Sombres, distordus, les arbres s’étalaient comme un découpage d’ombres chinoises sur la pleine lune. Plus personne n’allait dans cette forêt. Il y a longtemps, on racontait qu’une bête sauvage y vivait et dévorait tous ceux qui s’y risquaient. Le temps passa, et toutes les histoires furent oubliées, effacées des mémoires. Seule la peur, presque irrationnelle était restée : nul ne devait jouer avec la magie, nul ne devait s’approcher de la forêt. Une vieille dame s’y aventura pour ramasser des champignons, bravant ainsi la tradition. Elle ne revint jamais et son corps ne fut pas retrouvé.
Son fils, baigné par son père depuis sa plus tendre enfance dans la haine de la magie et des anciennes créatures, tenta de rappeler à tous les légendes. Il voulut les avertir du retour de la Magie. Mais, ses compatriotes avaient l’esprit trop fermé pour envisager que tout cela ait réellement existé. Il passa pour fou et sa famille fut isolée. Les sobriquets et les rumeurs finirent par s’estomper avec l’agrandissement du village qui devint une jolie petite bourgade moyenâgeuse, avec ses rues pavées et son marché à découvert. Il finit par se marier avec une jeune fille qui partageait ses croyances. Lorsque sa femme mit au monde une petite fille, ils tentèrent par tous les moyens d’assurer sa protection car leur maison était proche du lieu maudit. Mais l’enfant n’écoutait jamais ce qu’on lui disait et l’isolement forcé qu’elle subissait lui pesait. D’un côté, nul ne voulait être ami avec la fille d’un fou, et de l’autre, ses parents la surprotégeaient et la surveillaient sans cesse.
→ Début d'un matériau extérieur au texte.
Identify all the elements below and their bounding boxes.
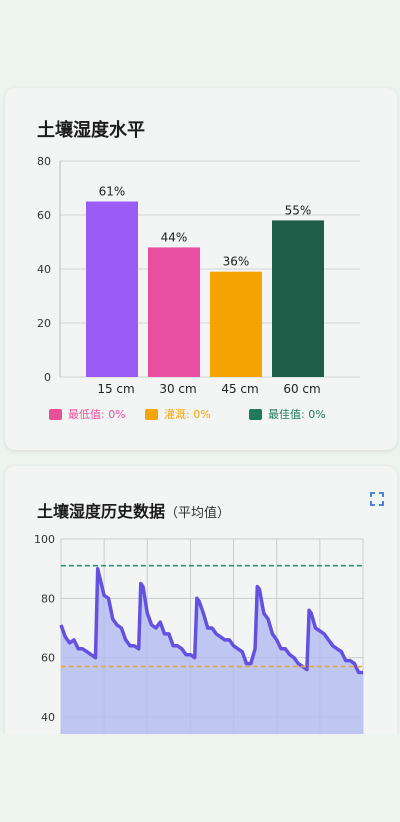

D’autres années passèrent. L’enfant d’hier était devenue une belle jeune fille. Elle avait de longs cheveux blonds comme les blés, de grands yeux bleus innocents qui faisaient tourner toutes les têtes. De flirts en amourettes, chacun se battait pour s’arracher ses charmes. Mais au-delà de l’innocente séduction, jamais elle ne laissait quiconque approcher de trop près, ce qui lui valait le respect de ses peu nombreux amis.
Un soir, alors qu’elle rentrait chez elle après le bal de la Saint Jean, l’aura d’un drame à venir se répandit autour d’elle. Elle avait eu dix-huit ans quelques semaines plus tôt : l’âge de raison, comme on dit. Cependant c’est avec insouciance qu’elle qu’avançait dans les ruelles sombres sans se préoccuper des ombres menaçantes derrière elle. Sa maison se trouvait à quelques rues de là, non loin de la forêt hantée. Elle était suivie, mais l’alcool altérait ses sens et elle ne pensa pas une seule seconde à se retourner. Elle fredonnait en sautillant sur le trottoir. Tournant dans une ruelle pour prendre un raccourci, elle jeta un regard par-dessus son épaule et comprit enfin le danger auquel elle s’exposait. Cependant, elle ne sembla pas s’en inquiéter. Elle fit un petit signe de la main aux trois jeunes hommes dans son dos.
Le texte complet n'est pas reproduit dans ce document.